Friends, it’s time for us to re-enact it. We’ve just practiced, done a safe trial run within the safety of our worship. 

When you entered the sanctuary today, you were invited to take a sign, or create your own sign. These signs serve not as partisan slogans, but as theological statements. A reminder that Christian faith resists authoritarian power and aligns with a different vision of leadership rooted in humility, justice, and love.

Now you have your sign, together we have our signs - and we have other tools and strategies available to us to advocate and “act for a kinder and more just world.” - TGUC Vision Statement

I am so unbelievably proud to serve a community that could/would organize a Palm Sunday procession today/any day.

You get that our faith has always had something to say about power.
You understand that public witness is part of our spiritual DNA as followers of Christ.

Of course we don’t always get it right. We’re not always as brave as we want to be.

We heard more stories this morning which carry the story forward beyond the parades.
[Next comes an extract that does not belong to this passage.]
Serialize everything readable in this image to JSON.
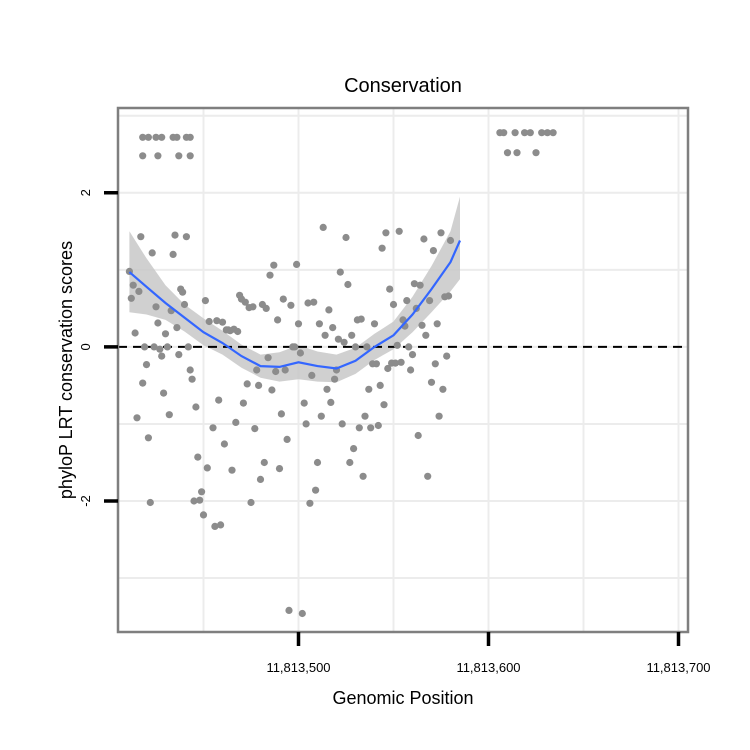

From turning over tables in the temple, to enduring a betrayal by a friend whose feet he had just washed, and finally to being arrested, Jesus demonstrates that self-giving love can be very costly.  

It is easier to wave palms in a sanctuary than to raise a sign in the street.
Easier to sing “Hosanna” than to risk being misunderstood.
Easier to honour a past disruption than to participate in a present one.

Yet love leads us on, Jesus leads us on, asking us to trust, to hold tenaciously to the possibility and promise - that love—real love—isn’t weakness. 

That because it involves connection and community, it’s actually the strongest thing in the world: more powerful - certainly more life-affirming - than coercive power. 

Sometimes it can be harder to see it at work. (There’s a reason Jesus talked a lot about sowers and seeds). And sometimes - often - it’s the hardest work.

Prayer: 

Holy God, as we make our way into holy week, remind us that faith has always spilled into ordinary, public spaces. May your spirit of truth encourage us to notice where love is quietly inviting us to something braver, something bolder in our witness and in our resistance -  collectively and individually.  We pray in the name of your love most fully incarnate, Jesus. Amen.